Copy-on-write cloning for RBD-backed disks

Currently RBD-backed ephemeral disks are created by downloading an image from Glance to a local file, then uploading that file into RBD. Even if the file is cached, uploading may take a long time, since 'rbd import' is synchronous and slow. If the image is already stored in RBD by Glance, there's no need for any local copies - it can be cloned to a new image for a new disk without copying the data at all. blueprint rbd-clone-image-handler Change-Id: Ie71699e845e14251233efc993a690713f1118c31
2014-04-30 16:13:52 -07:00
parent 608fc7f09a
commit 8ff7ded755
1 changed files with 222 additions and 0 deletions
--- a/specs/juno/rbd-clone-image-handler.rst
+++ b/specs/juno/rbd-clone-image-handler.rst
@@ -0,0 +1,222 @@
+..
+ This work is licensed under a Creative Commons Attribution 3.0 Unported
+ License.
+
+ http://creativecommons.org/licenses/by/3.0/legalcode
+
+===================================================
+Storage: Copy-on-write cloning for RBD-backed disks
+===================================================
+
+https://blueprints.launchpad.net/nova/+spec/rbd-clone-image-handler
+
+Currently RBD-backed ephemeral disks are created by downloading an image from
+Glance to a local file, then uploading that file into RBD. Even if the file is
+cached, uploading may take a long time, since 'rbd import' is synchronous and
+slow.
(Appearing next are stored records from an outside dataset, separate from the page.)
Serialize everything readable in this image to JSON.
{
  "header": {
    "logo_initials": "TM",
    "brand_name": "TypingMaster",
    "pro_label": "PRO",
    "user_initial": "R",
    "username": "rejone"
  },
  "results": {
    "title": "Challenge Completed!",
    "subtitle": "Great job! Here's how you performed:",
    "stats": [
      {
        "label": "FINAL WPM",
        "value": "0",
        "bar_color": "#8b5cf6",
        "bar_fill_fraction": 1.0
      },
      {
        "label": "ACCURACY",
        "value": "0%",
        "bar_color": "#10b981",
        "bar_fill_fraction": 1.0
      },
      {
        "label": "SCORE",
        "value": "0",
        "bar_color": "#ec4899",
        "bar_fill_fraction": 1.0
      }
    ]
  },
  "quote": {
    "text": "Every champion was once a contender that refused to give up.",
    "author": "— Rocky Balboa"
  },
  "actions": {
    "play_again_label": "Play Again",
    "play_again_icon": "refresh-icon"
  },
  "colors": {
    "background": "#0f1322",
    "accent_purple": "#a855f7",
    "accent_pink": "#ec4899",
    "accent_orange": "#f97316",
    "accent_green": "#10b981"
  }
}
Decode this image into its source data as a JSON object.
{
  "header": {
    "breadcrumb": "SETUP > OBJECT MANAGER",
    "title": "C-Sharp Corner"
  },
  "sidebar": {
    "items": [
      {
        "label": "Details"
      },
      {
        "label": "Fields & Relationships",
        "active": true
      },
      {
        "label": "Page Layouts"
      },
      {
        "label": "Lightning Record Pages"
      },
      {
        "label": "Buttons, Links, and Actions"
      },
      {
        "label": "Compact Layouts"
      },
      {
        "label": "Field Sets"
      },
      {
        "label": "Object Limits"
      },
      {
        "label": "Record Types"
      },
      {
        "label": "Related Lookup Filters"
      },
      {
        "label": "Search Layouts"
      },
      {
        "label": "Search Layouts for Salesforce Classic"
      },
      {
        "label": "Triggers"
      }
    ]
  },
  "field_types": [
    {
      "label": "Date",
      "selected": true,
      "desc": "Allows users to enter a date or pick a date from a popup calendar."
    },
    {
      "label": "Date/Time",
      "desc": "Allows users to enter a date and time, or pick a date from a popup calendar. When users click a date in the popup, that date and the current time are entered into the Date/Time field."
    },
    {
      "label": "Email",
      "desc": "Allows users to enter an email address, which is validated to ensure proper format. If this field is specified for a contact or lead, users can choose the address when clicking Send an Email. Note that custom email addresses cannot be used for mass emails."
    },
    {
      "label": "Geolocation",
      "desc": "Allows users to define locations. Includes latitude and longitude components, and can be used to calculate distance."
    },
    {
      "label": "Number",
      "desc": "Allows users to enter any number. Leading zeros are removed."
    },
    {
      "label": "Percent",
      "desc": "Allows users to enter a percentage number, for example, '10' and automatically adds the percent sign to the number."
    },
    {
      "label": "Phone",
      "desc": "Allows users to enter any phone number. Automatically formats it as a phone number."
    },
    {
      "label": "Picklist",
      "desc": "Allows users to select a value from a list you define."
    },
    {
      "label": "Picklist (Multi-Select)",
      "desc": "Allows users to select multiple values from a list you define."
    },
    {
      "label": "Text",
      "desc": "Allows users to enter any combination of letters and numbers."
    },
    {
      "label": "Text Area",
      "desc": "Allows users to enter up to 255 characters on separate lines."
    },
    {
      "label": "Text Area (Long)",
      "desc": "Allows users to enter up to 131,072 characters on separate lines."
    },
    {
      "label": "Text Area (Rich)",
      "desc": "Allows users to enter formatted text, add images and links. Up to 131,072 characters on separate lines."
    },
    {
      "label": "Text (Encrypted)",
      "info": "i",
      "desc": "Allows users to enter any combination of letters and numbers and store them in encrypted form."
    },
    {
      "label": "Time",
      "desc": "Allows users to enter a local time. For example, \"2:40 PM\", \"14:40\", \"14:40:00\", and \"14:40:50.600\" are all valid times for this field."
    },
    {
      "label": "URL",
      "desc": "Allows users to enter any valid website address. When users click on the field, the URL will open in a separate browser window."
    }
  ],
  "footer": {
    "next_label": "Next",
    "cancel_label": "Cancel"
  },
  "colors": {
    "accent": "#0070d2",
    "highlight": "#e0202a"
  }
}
If the image is already stored in RBD by Glance, there's no need for any
+local copies - it can be cloned to a new image for a new disk without copying
+the data at all.
+
+
+Problem description
+===================
+
+The primary use case that benefits from this change is launching an instance
+from a Glance image where Ceph RBD backend is enabled for both Glance and Nova,
+and Glance images are stored in RBD in RAW format.
+
+Following problems are addressed:
+
+* Disk space on compute nodes is wasted by caching an additional copy of the
+  image on each compute node that runs instances from that image.
+
+* Disk space in Ceph is wasted by uploading a full copy of an image instead of
+  creating a copy-on-write clone.
+
+* Network capacity is wasted by downloading the image from RBD to a compute
+  node the first time that node launches an instance from that image, and by
+  uploading the image to RBD every time a new instance is launched from the
+  same image.
+
+* Increased time required to launch an instance reduces elasticity of the cloud
+  environment and increases the number of in-flight operations that have to be
+  maintained by Nova.
+
+
+Proposed change
+===============
+
+Extract RBD specific utility code into a new file, align its structure and
+provided functionality in line with similar code in Cinder. This includes the
+volume cleanup code that should be converted from rbd CLI to using the RBD
+library.
+
+Add utility functions to support cloning, including checks whether image exists
+and whether it can be cloned.
+
+Add direct_fetch() method to nova.virt.libvirt.imagebackend, make its
+implementation in the Rbd subclass try to clone the image when possible.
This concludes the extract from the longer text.